By Staff | Jan 22, 2016

When selecting basketball players, coaches value quickness, shooting ability, rebounding, versatility and size.

When romping past Urbana, 100-73, Shepherd owned vast advantages in quickness, shooting ability, rebounding, versatility and size.

The talent levels were far apart. And the score was far apart.

After the Rams scored the game’s first 11 points, it was evident that Urbana didn’t have the talent or means to find its second win in a 1-12 season.

Defense was also a Urbana shortcoming. The Blue Knights couldn’t keep the Rams from mostly doing what they planned. So free and easy was Shepherd that it would have only six turnovers in winning for the ninth time against six losses.

Urbana had 16 turnovers and was generally ineffective because Shepherd’s 6-foot-6 Ryan McTavish defended its 5-foot-10 point guard so well as to disrupt what plans ex-West Virginia University center and Blue Knights coach Rob Summers tried to implement.

Shepherd held a 46-24 lead by halftime, led by reserve guard Steffen Davis and his 13 points.

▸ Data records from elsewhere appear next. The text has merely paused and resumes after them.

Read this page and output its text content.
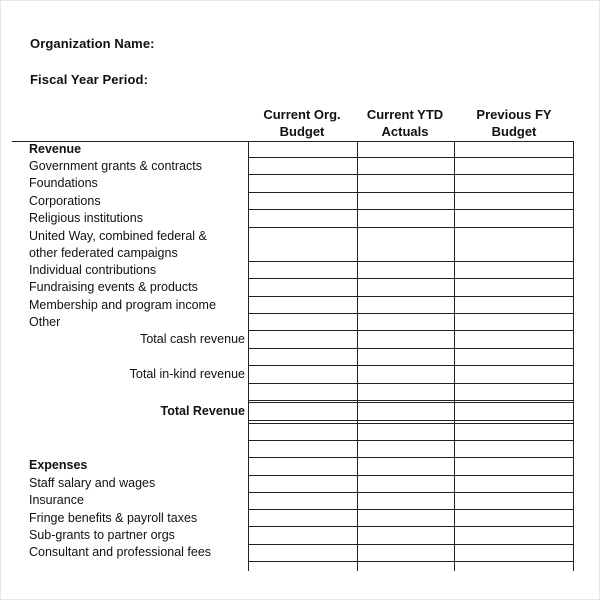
Organization Name:
Fiscal Year Period:
Current Org.
Budget
Current YTD
Actuals
Previous FY
Budget
Revenue
Government grants & contracts
Foundations
Corporations
Religious institutions
United Way, combined federal &
other federated campaigns
Individual contributions
Fundraising events & products
Membership and program income
Other
Total cash revenue
Total in-kind revenue
Total Revenue
Expenses
Staff salary and wages
Insurance
Fringe benefits & payroll taxes
Sub-grants to partner orgs
Consultant and professional fees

With 10:23 to play, Shepherd led, 73-43, and the only speculation left was whether the Rams might reach 100 points for the second time this season. There was no concerted effort by the Rams to get to 100. It just happened.

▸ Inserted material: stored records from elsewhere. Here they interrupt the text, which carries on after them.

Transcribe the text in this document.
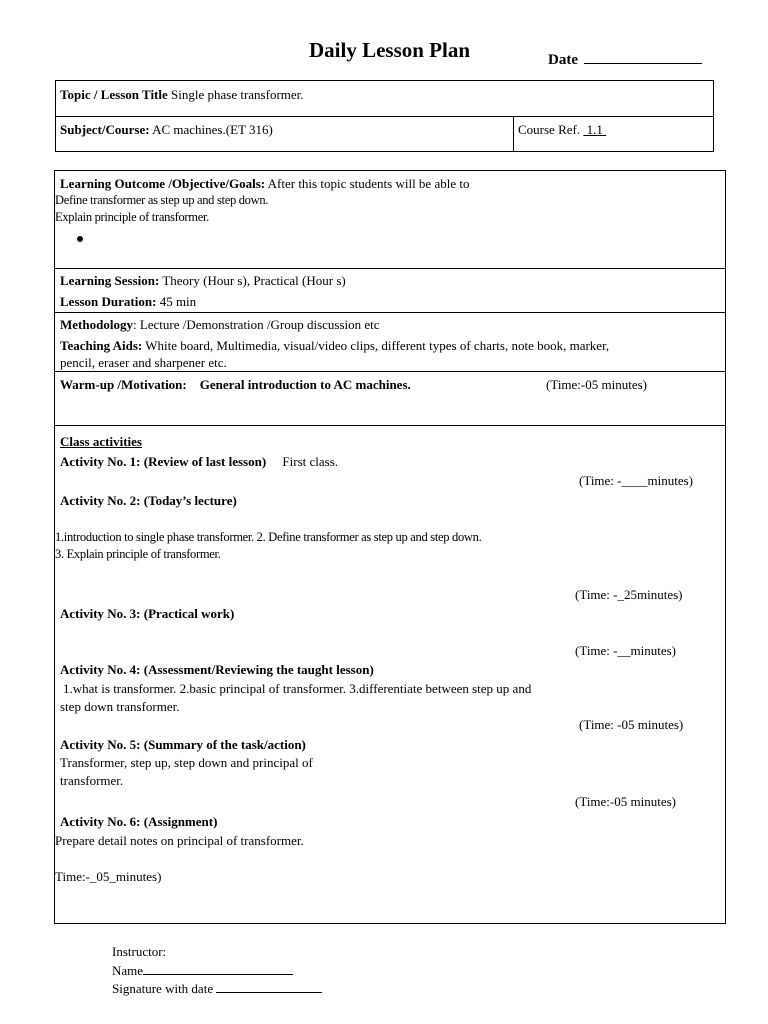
Daily Lesson Plan	Date
Topic / Lesson Title Single phase transformer.
Subject/Course: AC machines.(ET 316)	Course Ref. 1.1
Learning Outcome /Objective/Goals: After this topic students will be able to
Define transformer as step up and step down.
Explain principle of transformer.
Learning Session: Theory (Hour s), Practical (Hour s)
Lesson Duration: 45 min
Methodology: Lecture /Demonstration /Group discussion etc
Teaching Aids: White board, Multimedia, visual/video clips, different types of charts, note book, marker,
pencil, eraser and sharpener etc.
Warm-up /Motivation: General introduction to AC machines.	(Time:-05 minutes)
Class activities
Activity No. 1: (Review of last lesson) First class.
(Time: -____minutes)
Activity No. 2: (Today’s lecture)
1.introduction to single phase transformer. 2. Define transformer as step up and step down.
3. Explain principle of transformer.
(Time: -_25minutes)
Activity No. 3: (Practical work)
(Time: -__minutes)
Activity No. 4: (Assessment/Reviewing the taught lesson)
1.what is transformer. 2.basic principal of transformer. 3.differentiate between step up and
step down transformer.
(Time: -05 minutes)
Activity No. 5: (Summary of the task/action)
Transformer, step up, step down and principal of
transformer.
(Time:-05 minutes)
Activity No. 6: (Assignment)
Prepare detail notes on principal of transformer.
Time:-_05_minutes)
Instructor:
Name
Signature with date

A.J. Carr rained second-half points on the retreating Blue Knights. He finished with 21 points after getting only four in the first half.

McTavish also strafed the Ohioans with his consistent three-point accuracy. He had 20 points.

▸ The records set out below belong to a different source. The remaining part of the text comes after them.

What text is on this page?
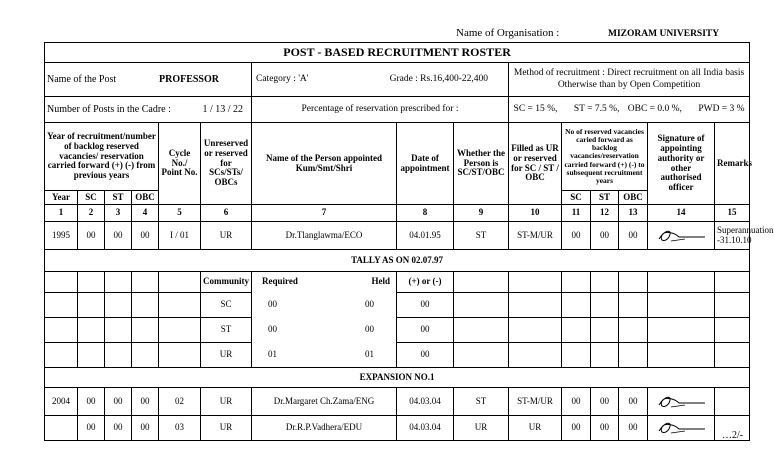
Name of Organisation :	MIZORAM UNIVERSITY
POST - BASED RECRUITMENT ROSTER														

Name of the Post PROFESSOR						Category : 'A' Grade : Rs.16,400-22,400			Method of recruitment : Direct recruitment on all India basis Otherwise than by Open Competition					

Number of Posts in the Cadre : 1 / 13 / 22						Percentage of reservation prescribed for :			SC = 15 %, ST = 7.5 %, OBC = 0.0 %, PWD = 3 %					
Year of recruitment/number of backlog reserved vacancies/ reservation carried forward (+) (-) from previous years				Cycle No./ Point No.	Unreserved or reserved for SCs/STs/ OBCs	Name of the Person appointed Kum/Smt/Shri	Date of appointment	Whether the Person is SC/ST/OBC	Filled as UR or reserved for SC / ST / OBC	No of reserved vacancies caried forward as backlog vacancies/reservation carried forward (+) (-) to subsequent recruitment years			Signature of appointing authority or other authorised officer	Remarks
Year	SC	ST	OBC							SC	ST	OBC		
1	2	3	4	5	6	7	8	9	10	11	12	13	14	15
1995	00	00	00	I / 01	UR	Dr.Tlanglawma/ECO	04.01.95	ST	ST-M/UR	00	00	00		Superannuation -31.10.10
TALLY AS ON 02.07.97														
					Community	Required Held	(+) or (-)							
					SC	00 00	00							
					ST	00 00	00							
					UR	01 01	00							
EXPANSION NO.1														
2004	00	00	00	02	UR	Dr.Margaret Ch.Zama/ENG	04.03.04	ST	ST-M/UR	00	00	00	

	00	00	00	03	UR	Dr.R.P.Vadhera/EDU	04.03.04	UR	UR	00	00	00	

…2/-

Four other Shepherd players were able to reach double figures as the Rams went 35-for-61 (57 percent) from the field. Davis, Skyler Roman, Naim Muhammad and Winston Burgess all benefited from the 23 assists the team had. Roman was credited with nine assists and Davis had six.

Shepherd even had nine steals, the majority provided by McTavish who had four.

Moving to 9-6 overall and to its fourth straight Mountain East Conference win after opening the 2015-16 season with five consecutive league defeats, Shepherd pushed the Blue Knights farther into the conference basement with their 0-9 Mountain East mark and 1-13 overall record.

If the teams had provided players for a pick-up game, Shepherd would have had the first seven players taken, so vast was the difference in the talent of the two teams.